The matrix entries depend on the bases of the domain and range?

Question

Consider the basis $B=\{v_1,\dots,v_n\}$ of $\Bbb R^n$, and write $S=\{e_1,\dots,e_n\}$ to mean the standard basis.

Then this means (among other things) that $v_i\in \Bbb R^n$, and hence I can write each $v_i$ in the standard basis as: $$v_i=\sum_{j=1}^n a_{ji}e_j,$$ so then I suppose I am saying that I have a change of basis matrix: $$(a_{ij})_{ij}$$ where indeed (and similarly for the other $v_i$ written in basis $B$), $$\begin{bmatrix}a_{11}&a_{12}&\dots&a_{1n}\\&\ddots\\&&\ddots\\a_{n1}&a_{n2}&\dots&a_{nn}\end{bmatrix}\begin{bmatrix}1\\0\\\vdots\\0\end{bmatrix}_{B}=\begin{bmatrix}a_{11}\\a_{21}\\\vdots\\a_{n1}\end{bmatrix}_{S}$$ where I have used a subscript to denote the basis this vector is written with respect to.

I suppose the matrix entries are dependent on the basis of the vectors in the domain and image. Does one typically denote the matrix in a way that encodes the basis of the source and target?

I suppose I am asking for this matrix $A=(a_{ij})_{ij}:\Bbb R^n\to \Bbb R^n$ to be an isomorphism, and am saying that $A:V\to W$ where $V$ is freely generated by $\{v_1,\dots,v_n\}$ and $W$ is freely generated by $\{e_1,\dots,e_n\}$.

Answer 1

There is a difference between "matrix" and "linear operator between finite dimensional vector spaces".

A matrix is just a formal table of numbers, functions, letters, whatever.

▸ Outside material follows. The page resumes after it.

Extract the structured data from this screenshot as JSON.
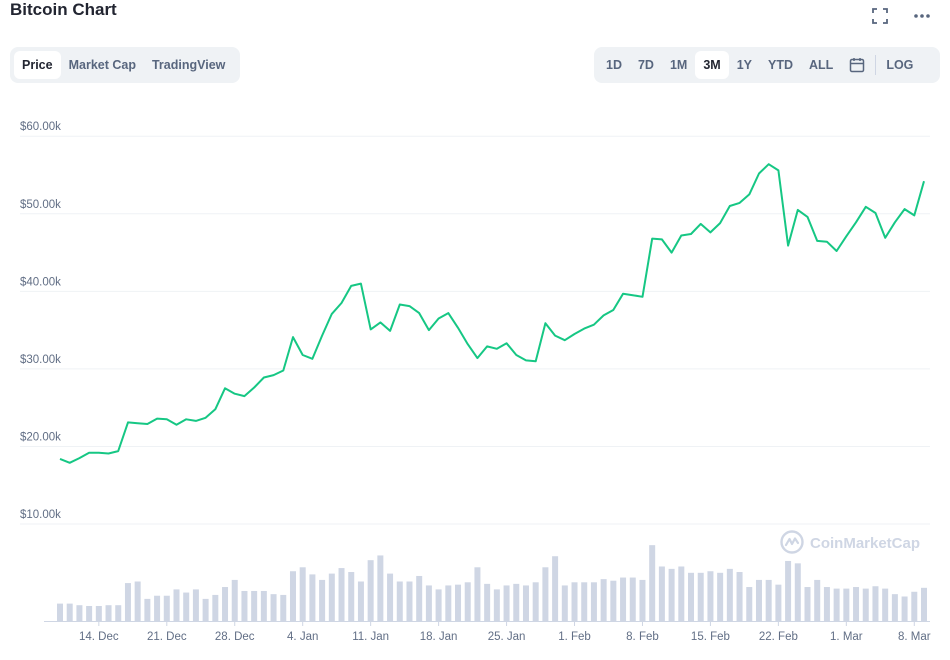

A linear operator between two finite dimensional real vector spaces is a linear map between $V$ and $W$, where $V$ and $W$ are vector spaces with $\dim V = n$ and $\dim W = m$ (and so $V \cong \mathbb{R}^n$ and $W \cong \mathbb{R}^m$). As a linear operator $f: V \rightarrow W$ is completely determined by the image of the vectors of a basis, in order to find the action of $f$ it is enough to take a basis $\{e_1,\dots,e_n\}$ of $V$ and compute $f(e_1),\dots,f(e_n)$. These will be vectors in $W$, so can be expressed in terms of a basis of $W$, say $\{l_1,\dots,l_m\}$, that is $$f(e_i) = \sum_{k=1}^m a_i^kl_k$$ where $a_i^k, i = 1,\dots,n, k = 1,\dots,m$ are real numbers. These define a matrix $(a^i_k)$, which is the matrix associated to $f$. In this context, the entries of the matrix depend naturally on the bases chosen.

Answer 2

The columns of your matrix $A=(a_{ij})$ are exactly the coordinates of each new basis $B$ vector w.r.t the standart basis $\{e_1,\ldots,e_n\}$. For each $j$ the column $j$ of $A$ gives you the ordered coordinates of the new basis vector $v_{j}\in B$ with respect to the canonical basis $S=\{e_1,\ldots,e_n\}$. In equations:

$$ [v_i]_{S}=\left[\begin{array}{c} a_{1j}\\ a_{2j}\\ \vdots \\ a_{nj}\end{array}\right]= A\left[\begin{array}{c} 0\\ 0\\ \vdots\\ 1\\\vdots \\ 0\end{array}\right] $$ where $e_{j}=\left[\begin{array}{c} 0\\ 0\\ \vdots\\ 1\\\vdots \\ 0\end{array}\right]$ has $1$ at position $j$ and $0$ elsewhere.